When sibling rivalry turns nasty
Money Magazine Australia|October 2021
Parents are asking for trouble if they play favourites when it comes to dividing up the estate
Susan Hely

Disputes between siblings can sometimes spiral out of control. In July brothers Garry and Malcolm Taylor were so jealous of their sister Kerrie’s appointment as executor of the estate of their late mother, Lois, that they took extreme revenge.

The brothers had previously unsuccessfully challenged their older sister’s role as executor and the County Court of Victoria ordered them to help Kerrie sell the family home in Murtoa, in north-western Victoria.

A day before the home was going to auction, the pair flew down from Queensland, hired a car, and drove to the home where they went on a rampage. They hired an excavator and rammed the machine’s bucket through the walls, trashing the home so their sister would not “get a cent”.

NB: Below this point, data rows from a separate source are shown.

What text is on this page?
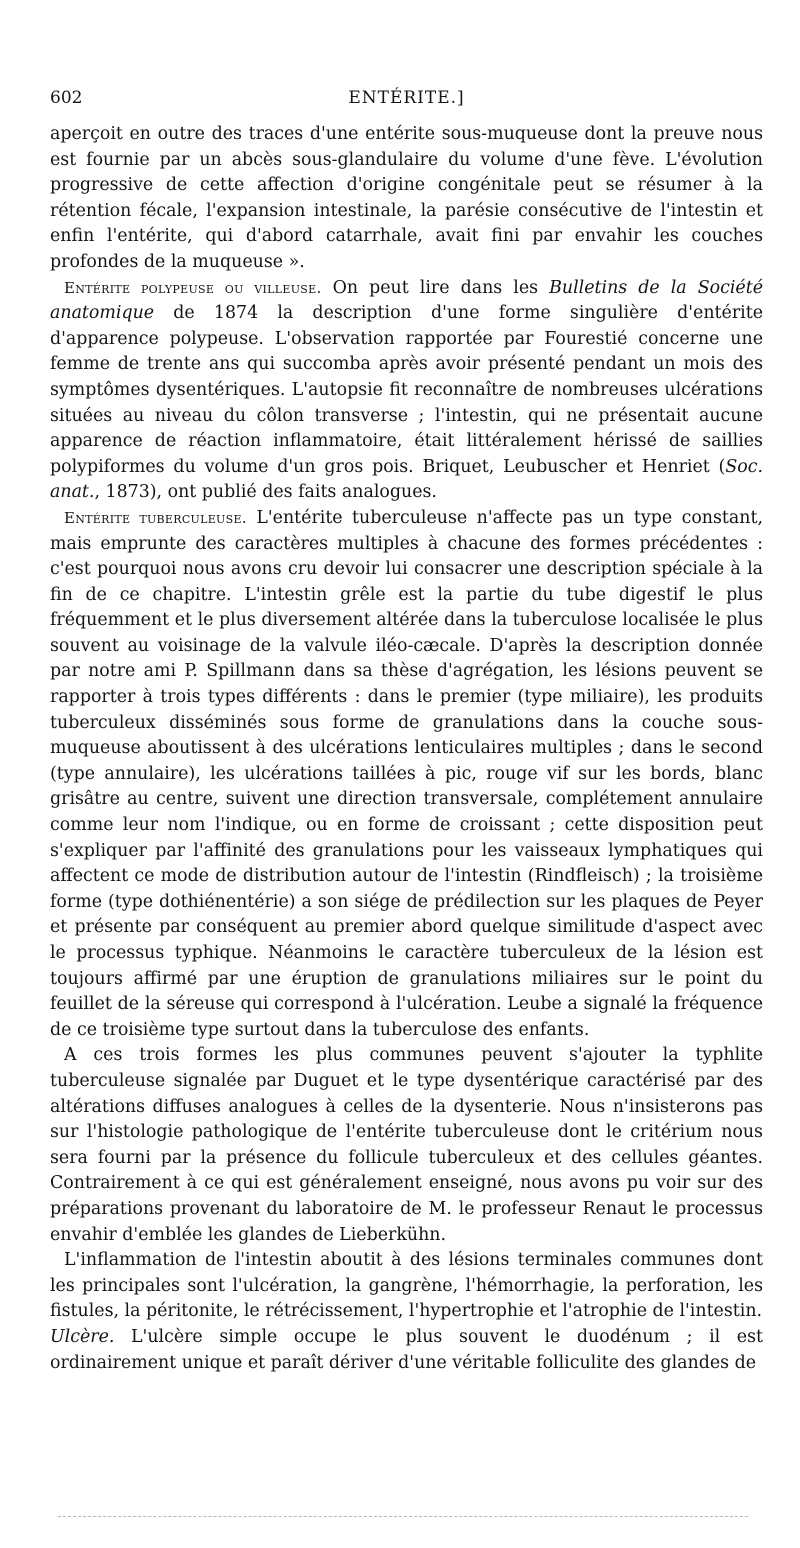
602	ENTÉRITE.]

aperçoit en outre des traces d'une entérite sous-muqueuse dont la preuve nous est fournie par un abcès sous-glandulaire du volume d'une fève. L'évolution progressive de cette affection d'origine congénitale peut se résumer à la rétention fécale, l'expansion intestinale, la parésie consécutive de l'intestin et enfin l'entérite, qui d'abord catarrhale, avait fini par envahir les couches profondes de la muqueuse ».

Entérite polypeuse ou villeuse. On peut lire dans les Bulletins de la Société anatomique de 1874 la description d'une forme singulière d'entérite d'apparence polypeuse. L'observation rapportée par Fourestié concerne une femme de trente ans qui succomba après avoir présenté pendant un mois des symptômes dysentériques. L'autopsie fit reconnaître de nombreuses ulcérations situées au niveau du côlon transverse ; l'intestin, qui ne présentait aucune apparence de réaction inflammatoire, était littéralement hérissé de saillies polypiformes du volume d'un gros pois. Briquet, Leubuscher et Henriet (Soc. anat., 1873), ont publié des faits analogues.

Entérite tuberculeuse. L'entérite tuberculeuse n'affecte pas un type constant, mais emprunte des caractères multiples à chacune des formes précédentes : c'est pourquoi nous avons cru devoir lui consacrer une description spéciale à la fin de ce chapitre. L'intestin grêle est la partie du tube digestif le plus fréquemment et le plus diversement altérée dans la tuberculose localisée le plus souvent au voisinage de la valvule iléo-cæcale. D'après la description donnée par notre ami P. Spillmann dans sa thèse d'agrégation, les lésions peuvent se rapporter à trois types différents : dans le premier (type miliaire), les produits tuberculeux disséminés sous forme de granulations dans la couche sous-muqueuse aboutissent à des ulcérations lenticulaires multiples ; dans le second (type annulaire), les ulcérations taillées à pic, rouge vif sur les bords, blanc grisâtre au centre, suivent une direction transversale, complétement annulaire comme leur nom l'indique, ou en forme de croissant ; cette disposition peut s'expliquer par l'affinité des granulations pour les vaisseaux lymphatiques qui affectent ce mode de distribution autour de l'intestin (Rindfleisch) ; la troisième forme (type dothiénentérie) a son siége de prédilection sur les plaques de Peyer et présente par conséquent au premier abord quelque similitude d'aspect avec le processus typhique. Néanmoins le caractère tuberculeux de la lésion est toujours affirmé par une éruption de granulations miliaires sur le point du feuillet de la séreuse qui correspond à l'ulcération. Leube a signalé la fréquence de ce troisième type surtout dans la tuberculose des enfants.

A ces trois formes les plus communes peuvent s'ajouter la typhlite tuberculeuse signalée par Duguet et le type dysentérique caractérisé par des altérations diffuses analogues à celles de la dysenterie. Nous n'insisterons pas sur l'histologie pathologique de l'entérite tuberculeuse dont le critérium nous sera fourni par la présence du follicule tuberculeux et des cellules géantes. Contrairement à ce qui est généralement enseigné, nous avons pu voir sur des préparations provenant du laboratoire de M. le professeur Renaut le processus envahir d'emblée les glandes de Lieberkühn.

L'inflammation de l'intestin aboutit à des lésions terminales communes dont les principales sont l'ulcération, la gangrène, l'hémorrhagie, la perforation, les fistules, la péritonite, le rétrécissement, l'hypertrophie et l'atrophie de l'intestin.

Ulcère. L'ulcère simple occupe le plus souvent le duodénum ; il est ordinairement unique et paraît dériver d'une véritable folliculite des glandes de
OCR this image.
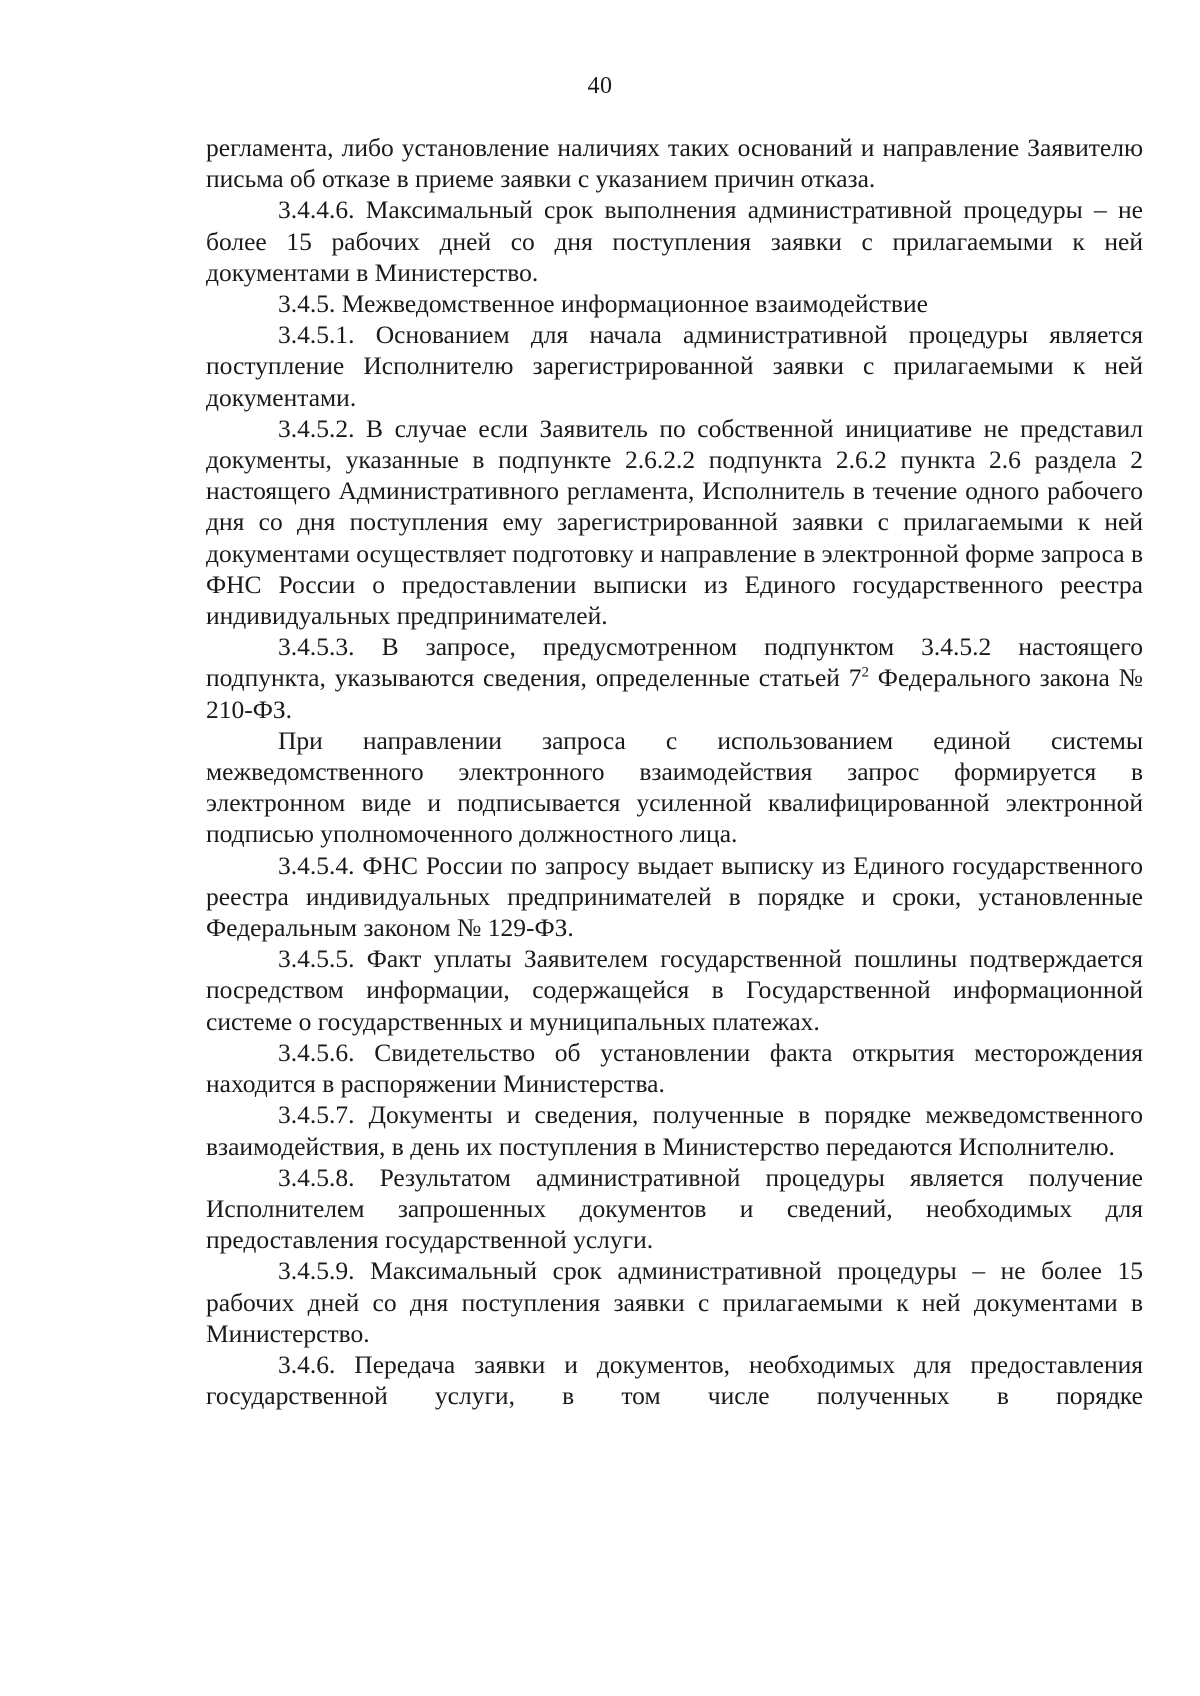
40

регламента, либо установление наличиях таких оснований и направление Заявителю письма об отказе в приеме заявки с указанием причин отказа.

3.4.4.6. Максимальный срок выполнения административной процедуры – не более 15 рабочих дней со дня поступления заявки с прилагаемыми к ней документами в Министерство.

3.4.5. Межведомственное информационное взаимодействие

3.4.5.1. Основанием для начала административной процедуры является поступление Исполнителю зарегистрированной заявки с прилагаемыми к ней документами.

3.4.5.2. В случае если Заявитель по собственной инициативе не представил документы, указанные в подпункте 2.6.2.2 подпункта 2.6.2 пункта 2.6 раздела 2 настоящего Административного регламента, Исполнитель в течение одного рабочего дня со дня поступления ему зарегистрированной заявки с прилагаемыми к ней документами осуществляет подготовку и направление в электронной форме запроса в ФНС России о предоставлении выписки из Единого государственного реестра индивидуальных предпринимателей.

3.4.5.3. В запросе, предусмотренном подпунктом 3.4.5.2 настоящего подпункта, указываются сведения, определенные статьей $7^2$ Федерального закона № 210-ФЗ.

При направлении запроса с использованием единой системы межведомственного электронного взаимодействия запрос формируется в электронном виде и подписывается усиленной квалифицированной электронной подписью уполномоченного должностного лица.

3.4.5.4. ФНС России по запросу выдает выписку из Единого государственного реестра индивидуальных предпринимателей в порядке и сроки, установленные Федеральным законом № 129-ФЗ.

3.4.5.5. Факт уплаты Заявителем государственной пошлины подтверждается посредством информации, содержащейся в Государственной информационной системе о государственных и муниципальных платежах.

3.4.5.6. Свидетельство об установлении факта открытия месторождения находится в распоряжении Министерства.

3.4.5.7. Документы и сведения, полученные в порядке межведомственного взаимодействия, в день их поступления в Министерство передаются Исполнителю.

3.4.5.8. Результатом административной процедуры является получение Исполнителем запрошенных документов и сведений, необходимых для предоставления государственной услуги.

3.4.5.9. Максимальный срок административной процедуры – не более 15 рабочих дней со дня поступления заявки с прилагаемыми к ней документами в Министерство.

3.4.6. Передача заявки и документов, необходимых для предоставления государственной услуги, в том числе полученных в порядке
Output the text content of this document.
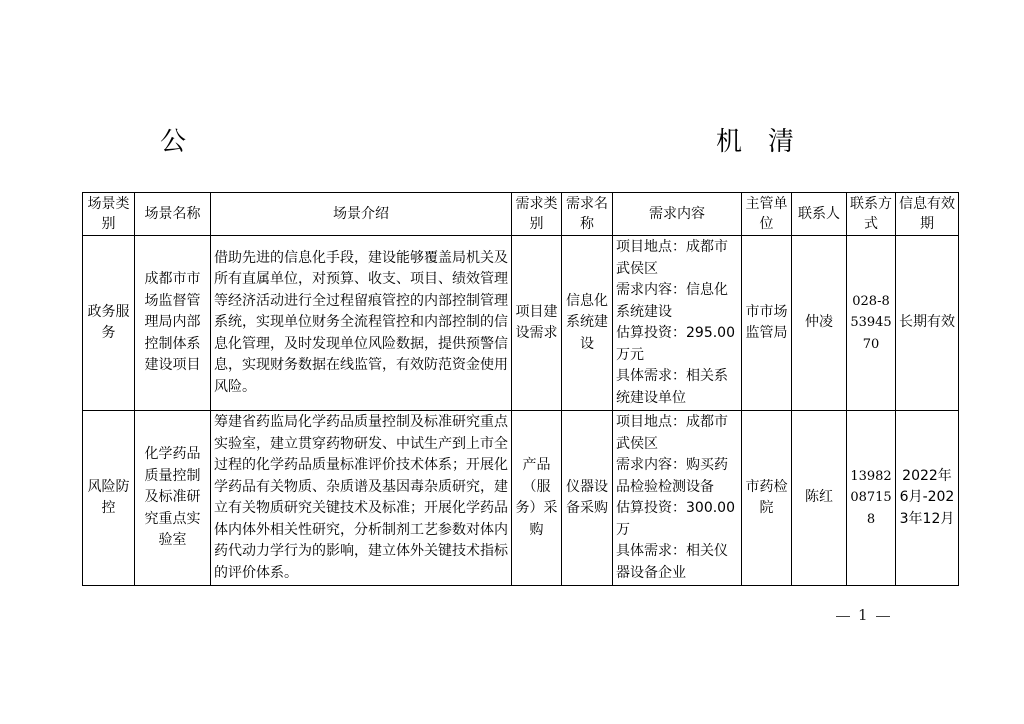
公	机 清
场景类别	场景名称	场景介绍	需求类别	需求名称	需求内容	主管单位	联系人	联系方式	信息有效期
政务服务	成都市市场监督管理局内部控制体系建设项目	借助先进的信息化手段，建设能够覆盖局机关及所有直属单位，对预算、收支、项目、绩效管理等经济活动进行全过程留痕管控的内部控制管理系统，实现单位财务全流程管控和内部控制的信息化管理，及时发现单位风险数据，提供预警信息，实现财务数据在线监管，有效防范资金使用风险。	项目建设需求	信息化系统建设	项目地点：成都市武侯区
需求内容：信息化系统建设
估算投资：295.00万元
具体需求：相关系统建设单位	市市场监管局	仲凌	028-85394570	长期有效
风险防控	化学药品质量控制及标准研究重点实验室	筹建省药监局化学药品质量控制及标准研究重点实验室，建立贯穿药物研发、中试生产到上市全过程的化学药品质量标准评价技术体系；开展化学药品有关物质、杂质谱及基因毒杂质研究，建立有关物质研究关键技术及标准；开展化学药品体内体外相关性研究，分析制剂工艺参数对体内药代动力学行为的影响，建立体外关键技术指标的评价体系。	产品（服务）采购	仪器设备采购	项目地点：成都市武侯区
需求内容：购买药品检验检测设备
估算投资：300.00万
具体需求：相关仪器设备企业	市药检院	陈红	13982087158	2022年6月-2023年12月
1
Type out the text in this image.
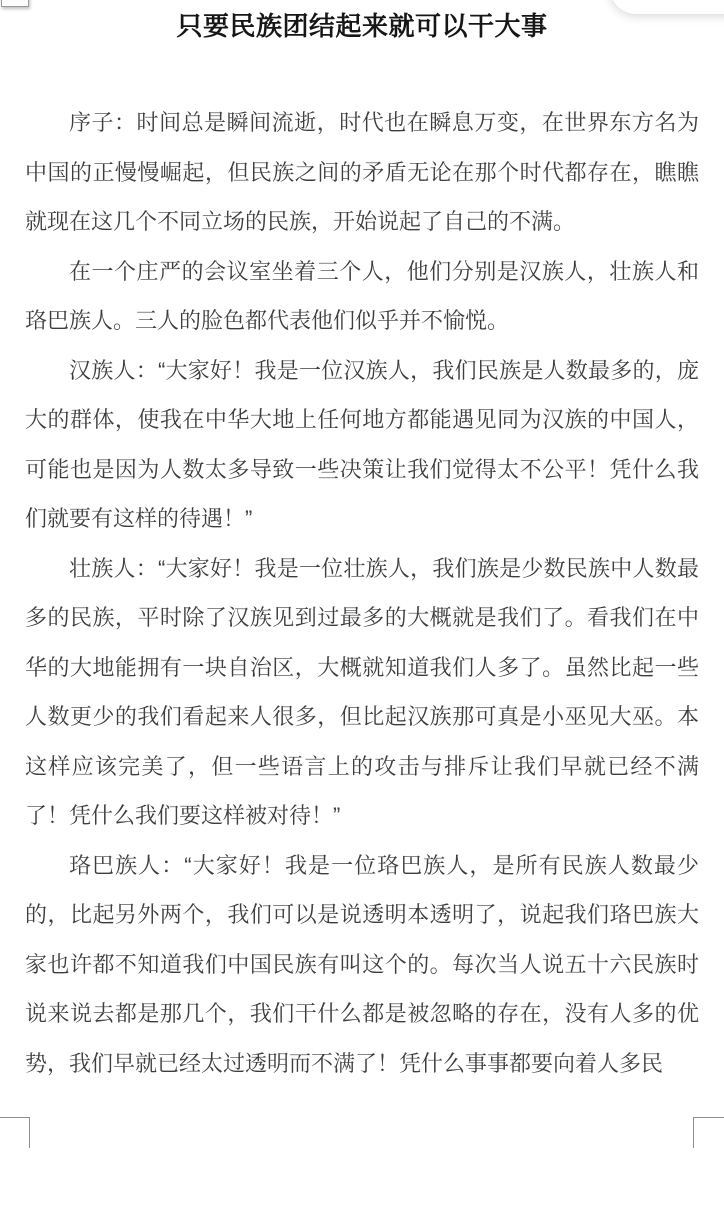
只要民族团结起来就可以干大事

序子：时间总是瞬间流逝，时代也在瞬息万变，在世界东方名为中国的正慢慢崛起，但民族之间的矛盾无论在那个时代都存在，瞧瞧就现在这几个不同立场的民族，开始说起了自己的不满。

在一个庄严的会议室坐着三个人，他们分别是汉族人，壮族人和珞巴族人。三人的脸色都代表他们似乎并不愉悦。

汉族人：“大家好！我是一位汉族人，我们民族是人数最多的，庞大的群体，使我在中华大地上任何地方都能遇见同为汉族的中国人，可能也是因为人数太多导致一些决策让我们觉得太不公平！凭什么我们就要有这样的待遇！”

壮族人：“大家好！我是一位壮族人，我们族是少数民族中人数最多的民族，平时除了汉族见到过最多的大概就是我们了。看我们在中华的大地能拥有一块自治区，大概就知道我们人多了。虽然比起一些人数更少的我们看起来人很多，但比起汉族那可真是小巫见大巫。本这样应该完美了，但一些语言上的攻击与排斥让我们早就已经不满了！凭什么我们要这样被对待！”

珞巴族人：“大家好！我是一位珞巴族人，是所有民族人数最少的，比起另外两个，我们可以是说透明本透明了，说起我们珞巴族大家也许都不知道我们中国民族有叫这个的。每次当人说五十六民族时说来说去都是那几个，我们干什么都是被忽略的存在，没有人多的优势，我们早就已经太过透明而不满了！凭什么事事都要向着人多民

The value of the property plunged from $95,000 to just $7500. After the brothers were charged, they offered to pay their sister a reasonable sum as compensation for what would have been her share of the house sale proceeds. The judge, Michael Cahill, who fined them $21,000, said, “You were laughing when you destroyed your, and your sister’s, inheritance. Now the world is laughing at your stupidity”.

This is an extreme case of siblings who have become so emotional about another sibling’s role that they lost all perspective.

As parents, you don’t want anything so bitter to tear your family apart. But I am hearing more stories about siblings who have fallen out. It has happened in my own family.

Often it involves a favored child who has received special treatment from the parents. It becomes an emotional and sometimes obsessive issue for other siblings as they grow older. In the worst-case scenario, siblings can end up fighting, particularly over the family home. When lawyers are engaged the costs can become enormous.

Family wealth is supposed to bring joy and pleasure to parents, their kids, and grandkids, but sadly it can also create a good deal of grief when family members fall out.

As a parent, I try to be fair to my children. I know sibling rivalry can end badly from my own experience.

When kids are young, the concept of being fair means treating them equally. If you buy one ice cream, you buy ice-creams for your other kids. The value of Christmas and birthday presents for each child is roughly comparable.